As mulheres brasileiras construíram um momento histórico para o Brasil com a realização da I
Conferência Nacional de Política para as Mulheres. Esperamos que o Plano Nacional de Políticas para as Mulheres contribua efetivamente para a construção de “um mundo de igualdade contra toda opressão”.

Liège Rocha é membro do Comitê Central do PCdoB e ex-presidente da União Brasileira de Mulheres.

Referências
ARAÚJO, Clara. Diagnostico para as Conferencias estaduais – versão preliminar. Brasília, s. n. t. 27 p.
BRASIL. Presidência da Republica. Secretaria Especial de Políticas para as mulheres para as Conferências Estaduais: Documento Base; I Conferência Nacional de Políticas para as mulheres. Brasília, SPM, 2004. 60p. (Série Documentos).
________ Presidência da Republica. Secretaria Especial de Políticas para as Mulheres. Conferência Nacional de Políticas para as Mulheres; Resultados da Plenária Final 17 de julho de 2004. Brasília, SPM, 2004. 60 p.

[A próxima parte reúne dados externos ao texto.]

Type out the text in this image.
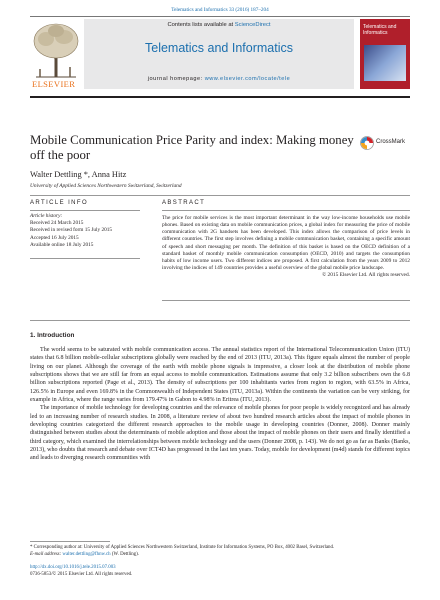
Telematics and Informatics 33 (2016) 187–204
ELSEVIER
Contents lists available at ScienceDirect
Telematics and Informatics
journal homepage: www.elsevier.com/locate/tele
Telematics and Informatics
Mobile Communication Price Parity and index: Making money off the poor
CrossMark
Walter Dettling *, Anna Hitz
University of Applied Sciences Northwestern Switzerland, Switzerland
ARTICLE INFO
Article history:
Received 24 March 2015
Received in revised form 15 July 2015
Accepted 16 July 2015
Available online 18 July 2015
ABSTRACT
The price for mobile services is the most important determinant in the way low-income households use mobile phones. Based on existing data on mobile communication prices, a global index for measuring the price of mobile communication with 2G handsets has been developed. This index allows the comparison of price levels in different countries. The first step involves defining a mobile communication basket, containing a specific amount of speech and short messaging per month. The definition of this basket is based on the OECD definition of a standard basket of monthly mobile communication consumption (OECD, 2010) and targets the consumption habits of low income users. Two different indices are proposed. A first calculation from the years 2009 to 2012 involving the indices of 149 countries provides a useful overview of the global mobile price landscape.
© 2015 Elsevier Ltd. All rights reserved.
1. Introduction

The world seems to be saturated with mobile communication access. The annual statistics report of the International Telecommunication Union (ITU) states that 6.8 billion mobile-cellular subscriptions globally were reached by the end of 2013 (ITU, 2013a). This figure equals almost the number of people living on our planet. Although the coverage of the earth with mobile phone signals is impressive, a closer look at the distribution of mobile phone subscriptions shows that we are still far from an equal access to mobile communication. Estimations assume that only 3.2 billion subscribers own the 6.8 billion subscriptions reported (Page et al., 2013). The density of subscriptions per 100 inhabitants varies from region to region, with 63.5% in Africa, 126.5% in Europe and even 169.8% in the Commonwealth of Independent States (ITU, 2013a). Within the continents the variation can be very striking, for example in Africa, where the range varies from 179.47% in Gabon to 4.98% in Eritrea (ITU, 2013).

The importance of mobile technology for developing countries and the relevance of mobile phones for poor people is widely recognized and has already led to an increasing number of research studies. In 2008, a literature review of about two hundred research articles about the impact of mobile phones in developing countries categorized the different research approaches to the mobile usage in developing countries (Donner, 2008). Donner mainly distinguished between studies about the determinants of mobile adoption and those about the impact of mobile phones on their users and finally identified a third category, which examined the interrelationships between mobile technology and the users (Donner 2008, p. 143). We do not go as far as Banks (Banks, 2013), who doubts that research and debate over ICT4D has progressed in the last ten years. Today, mobile for development (m4d) stands for different topics and leads to diverging research communities with

* Corresponding author at: University of Applied Sciences Northwestern Switzerland, Institute for Information Systems, PO Box, 4002 Basel, Switzerland.
E-mail address: walter.dettling@fhnw.ch (W. Dettling).
http://dx.doi.org/10.1016/j.tele.2015.07.003
0736-5853/© 2015 Elsevier Ltd. All rights reserved.
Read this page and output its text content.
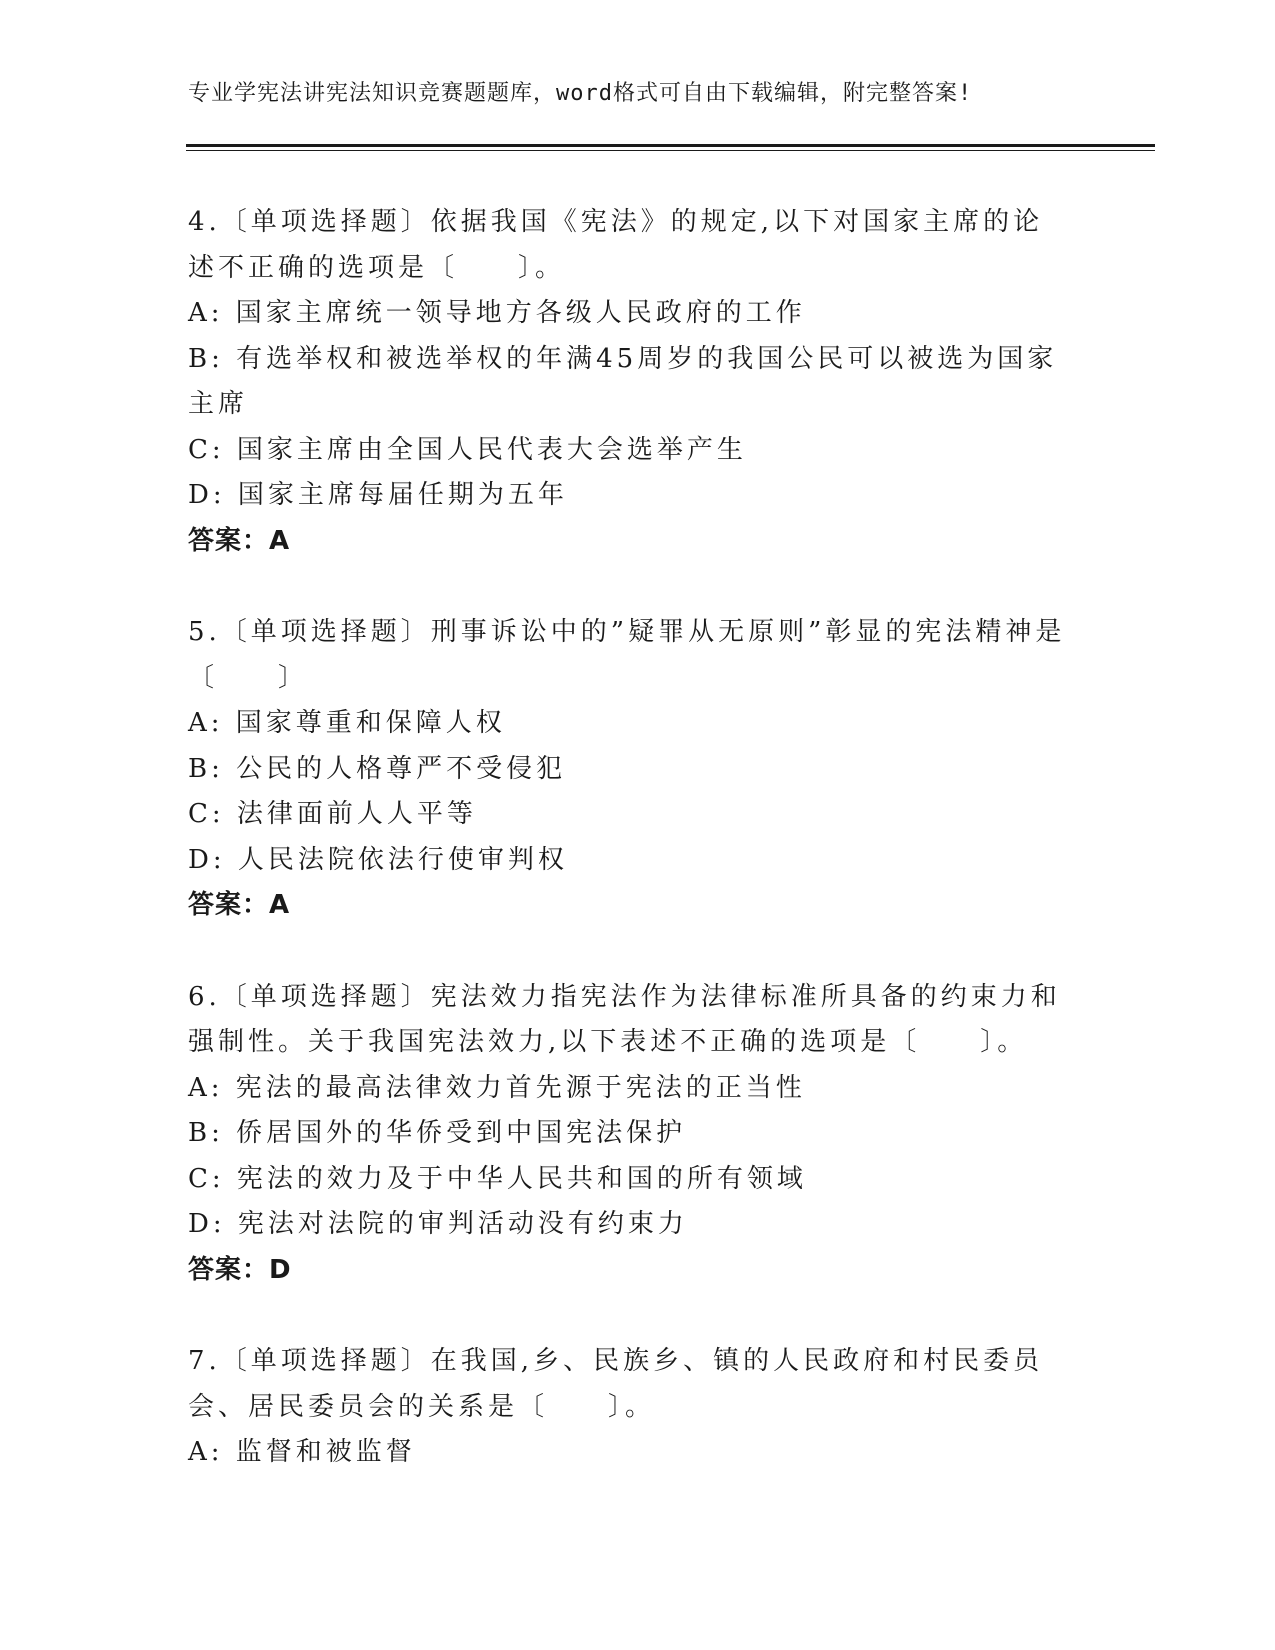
专业学宪法讲宪法知识竞赛题题库，word格式可自由下载编辑，附完整答案!

4.〔单项选择题〕依据我国《宪法》的规定,以下对国家主席的论述不正确的选项是〔　　〕。

A: 国家主席统一领导地方各级人民政府的工作

B: 有选举权和被选举权的年满45周岁的我国公民可以被选为国家主席

C: 国家主席由全国人民代表大会选举产生

D: 国家主席每届任期为五年

答案：A

5.〔单项选择题〕刑事诉讼中的”疑罪从无原则”彰显的宪法精神是〔　　〕

A: 国家尊重和保障人权

B: 公民的人格尊严不受侵犯

C: 法律面前人人平等

D: 人民法院依法行使审判权

答案：A

6.〔单项选择题〕宪法效力指宪法作为法律标准所具备的约束力和强制性。关于我国宪法效力,以下表述不正确的选项是〔　　〕。

A: 宪法的最高法律效力首先源于宪法的正当性

B: 侨居国外的华侨受到中国宪法保护

C: 宪法的效力及于中华人民共和国的所有领域

D: 宪法对法院的审判活动没有约束力

答案：D

7.〔单项选择题〕在我国,乡、民族乡、镇的人民政府和村民委员会、居民委员会的关系是〔　　〕。

A: 监督和被监督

PITANGUY, Jacqueline. Movimento de Mulheres e Políticas de Gênero no Brasil, s.n.t., 24 p.
PLATAFORMA POLITICA FEMINISTA; aprovada na Conferencia Nacional de Mulheres Brasileiras, Brasília 6 e 7 de junho de 2002. Brasília, Comissão Organizadora da Conferência Nacional de Mulheres Brasileiras, 2002. 64 p. Il.
O BRASIL E A CONVENÇÃO SOBRE A ELIMINAÇÃO DE TODAS AS FORMAS DE DISCRIMINAÇÃO CONTRA A MULHER: documento do movimento de mulheres para o cumprimento da Convenção sobre a Eliminação de Todas as Formas de Discriminação contra a Mulher – CEDAW, pelo Estado Brasileiro: propostas e recomendações. Brasília, Agende e Cladem, 2003. 88 p.